Someone once said, ‘Love is a force but its essence is tenderness.’ This could be a definition of Rumi’s work as his poetry is as powerful as it is moving. For Rumi does not appeal to our intellect but to our deepest feelings and for this, he uses imagery, metaphors, humour, stories, all of which he borrows from the world outside: the garden, the kitchen, the public bath. Of course, what he is really talking about is our soul and its relationship to God. And what he does is to scatter seeds of wisdom, which we then have to integrate. For his goal – as with all Sufis – is not to indoctrinate but to make us experience and participate in his teaching. But it must be stressed: nothing is by chance in Rumi’s poetry; on the contrary, his poetry is carefully structured in order to produce an inner effect on the reader or the listener, and so force the logical mind to take a pause.
Bur rather than talk about Rumi, it is better to listen to him. As he said himself in his life time, don’t look at me but at what is in my hands.
Listen to the tale of the reed, complaining of its separation from the reed bed.
Since I was separated from the reed bed, my complaint has made men and women groan
These are the very first words of the Masnavi, Rumi’s main work, a total of nearly 50,000 verses. Rumi is talking here of the pain buried in the heart of every human being, of which he asks us to become conscious, for, as he keeps telling us, this pain is our door to what all of us most desire and yet fear at the same time, God, our real home.
Now in order for Rumi’s work to really affect us, we have to make ourselves sufficiently empty; empty of preconceived ideas, of prejudices, of hidden assumptions. Then, and only then, shall we taste the flavour, the fragrance of Rumi’s teaching. But Rumi warns us, the task is not always easy and it does take a long time.
The world is like the tree, O noble men; we are like the fruit, half ripe, attached to the tree. ...

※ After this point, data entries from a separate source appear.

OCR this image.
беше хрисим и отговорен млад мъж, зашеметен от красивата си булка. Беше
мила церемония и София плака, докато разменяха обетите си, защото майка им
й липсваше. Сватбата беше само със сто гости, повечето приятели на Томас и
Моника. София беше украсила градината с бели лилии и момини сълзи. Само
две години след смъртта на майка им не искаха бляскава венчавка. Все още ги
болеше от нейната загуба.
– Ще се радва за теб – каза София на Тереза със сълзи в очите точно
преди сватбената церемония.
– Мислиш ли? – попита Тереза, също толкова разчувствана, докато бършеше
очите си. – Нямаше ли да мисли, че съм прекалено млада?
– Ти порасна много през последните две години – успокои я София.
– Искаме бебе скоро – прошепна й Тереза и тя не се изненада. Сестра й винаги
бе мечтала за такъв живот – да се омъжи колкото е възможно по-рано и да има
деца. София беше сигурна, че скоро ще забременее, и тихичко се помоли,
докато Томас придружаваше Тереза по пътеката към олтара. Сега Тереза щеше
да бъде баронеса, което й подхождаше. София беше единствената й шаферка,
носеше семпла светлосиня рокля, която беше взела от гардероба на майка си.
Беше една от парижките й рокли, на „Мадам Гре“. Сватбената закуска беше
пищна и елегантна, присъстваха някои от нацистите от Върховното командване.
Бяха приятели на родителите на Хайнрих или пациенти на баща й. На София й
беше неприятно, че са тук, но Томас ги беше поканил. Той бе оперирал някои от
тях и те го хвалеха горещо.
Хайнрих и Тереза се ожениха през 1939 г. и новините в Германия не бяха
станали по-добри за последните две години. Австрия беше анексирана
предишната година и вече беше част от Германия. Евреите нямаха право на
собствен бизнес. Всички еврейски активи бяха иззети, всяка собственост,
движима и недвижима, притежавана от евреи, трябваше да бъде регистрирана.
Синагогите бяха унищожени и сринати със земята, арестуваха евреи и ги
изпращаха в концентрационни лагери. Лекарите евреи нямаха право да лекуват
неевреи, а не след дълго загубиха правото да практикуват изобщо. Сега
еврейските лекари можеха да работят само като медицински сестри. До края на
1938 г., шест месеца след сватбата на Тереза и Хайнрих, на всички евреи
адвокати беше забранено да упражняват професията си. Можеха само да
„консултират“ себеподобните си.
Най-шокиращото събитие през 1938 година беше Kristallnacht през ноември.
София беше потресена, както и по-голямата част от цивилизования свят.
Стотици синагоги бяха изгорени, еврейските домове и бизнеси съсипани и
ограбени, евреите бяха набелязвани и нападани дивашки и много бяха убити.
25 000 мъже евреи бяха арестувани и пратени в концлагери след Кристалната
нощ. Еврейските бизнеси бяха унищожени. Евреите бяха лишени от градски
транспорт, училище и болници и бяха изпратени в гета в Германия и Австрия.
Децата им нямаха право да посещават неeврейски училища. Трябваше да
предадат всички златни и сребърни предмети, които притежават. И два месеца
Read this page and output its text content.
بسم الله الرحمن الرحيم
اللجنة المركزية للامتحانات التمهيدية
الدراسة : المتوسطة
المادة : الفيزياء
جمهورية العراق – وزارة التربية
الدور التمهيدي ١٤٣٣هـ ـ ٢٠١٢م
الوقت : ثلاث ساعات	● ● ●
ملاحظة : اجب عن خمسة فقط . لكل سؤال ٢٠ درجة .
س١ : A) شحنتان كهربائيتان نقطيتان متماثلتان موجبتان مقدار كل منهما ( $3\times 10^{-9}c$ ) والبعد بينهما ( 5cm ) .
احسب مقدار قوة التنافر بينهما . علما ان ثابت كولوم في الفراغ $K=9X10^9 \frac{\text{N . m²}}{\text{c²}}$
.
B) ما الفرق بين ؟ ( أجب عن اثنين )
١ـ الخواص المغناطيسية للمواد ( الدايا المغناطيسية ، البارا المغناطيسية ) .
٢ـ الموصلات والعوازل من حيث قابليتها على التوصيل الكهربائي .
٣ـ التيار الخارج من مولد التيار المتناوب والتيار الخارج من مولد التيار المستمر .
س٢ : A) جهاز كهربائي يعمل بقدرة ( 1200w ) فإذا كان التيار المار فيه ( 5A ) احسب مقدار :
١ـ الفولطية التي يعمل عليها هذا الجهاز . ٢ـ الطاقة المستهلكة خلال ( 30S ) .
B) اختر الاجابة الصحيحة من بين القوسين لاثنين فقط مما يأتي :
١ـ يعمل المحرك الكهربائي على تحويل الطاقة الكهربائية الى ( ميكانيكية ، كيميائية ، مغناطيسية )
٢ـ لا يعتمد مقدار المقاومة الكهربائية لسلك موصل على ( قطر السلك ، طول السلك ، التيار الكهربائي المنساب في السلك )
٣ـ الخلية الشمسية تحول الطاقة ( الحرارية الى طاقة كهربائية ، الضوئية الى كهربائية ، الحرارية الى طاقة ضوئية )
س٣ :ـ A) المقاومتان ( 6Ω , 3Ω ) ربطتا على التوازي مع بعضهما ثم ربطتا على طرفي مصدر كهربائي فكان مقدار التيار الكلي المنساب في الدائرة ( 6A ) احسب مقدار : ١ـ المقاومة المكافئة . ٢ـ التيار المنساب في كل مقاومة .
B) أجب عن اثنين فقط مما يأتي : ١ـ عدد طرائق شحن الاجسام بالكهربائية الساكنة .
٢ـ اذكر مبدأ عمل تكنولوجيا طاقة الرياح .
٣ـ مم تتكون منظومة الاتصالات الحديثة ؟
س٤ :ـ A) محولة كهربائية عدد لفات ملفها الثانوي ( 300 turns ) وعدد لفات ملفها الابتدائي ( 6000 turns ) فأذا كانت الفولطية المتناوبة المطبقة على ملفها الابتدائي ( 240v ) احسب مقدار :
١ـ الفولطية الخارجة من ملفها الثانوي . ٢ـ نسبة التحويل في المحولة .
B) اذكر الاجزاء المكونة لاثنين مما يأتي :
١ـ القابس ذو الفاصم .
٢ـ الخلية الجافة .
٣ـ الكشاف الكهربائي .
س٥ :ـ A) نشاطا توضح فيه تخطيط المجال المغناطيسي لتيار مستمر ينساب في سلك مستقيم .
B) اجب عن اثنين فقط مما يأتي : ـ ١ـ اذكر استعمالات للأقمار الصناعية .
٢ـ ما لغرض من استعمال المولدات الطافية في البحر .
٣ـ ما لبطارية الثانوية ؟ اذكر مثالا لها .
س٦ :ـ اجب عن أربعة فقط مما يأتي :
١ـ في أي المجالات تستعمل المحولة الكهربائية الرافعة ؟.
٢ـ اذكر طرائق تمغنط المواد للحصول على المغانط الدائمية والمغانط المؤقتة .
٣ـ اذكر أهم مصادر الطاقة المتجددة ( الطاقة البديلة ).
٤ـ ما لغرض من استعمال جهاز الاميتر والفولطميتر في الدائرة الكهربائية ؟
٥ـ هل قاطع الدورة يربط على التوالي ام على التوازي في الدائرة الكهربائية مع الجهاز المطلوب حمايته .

Once the fruit is ripe and has become sweet, it is only slightly attached to the branch. ...
To strongly cling to the world is a sign of immaturity ...
There is more to say but this is up to the Holy Spirit who will tell you without me.
Or rather it is you who will tell your own ear – neither me nor someone else will tell you, O you who are myself.
These are words to be savoured not analysed. Let them resonate within you. They know how to reach that deepest part of you ... which already knows.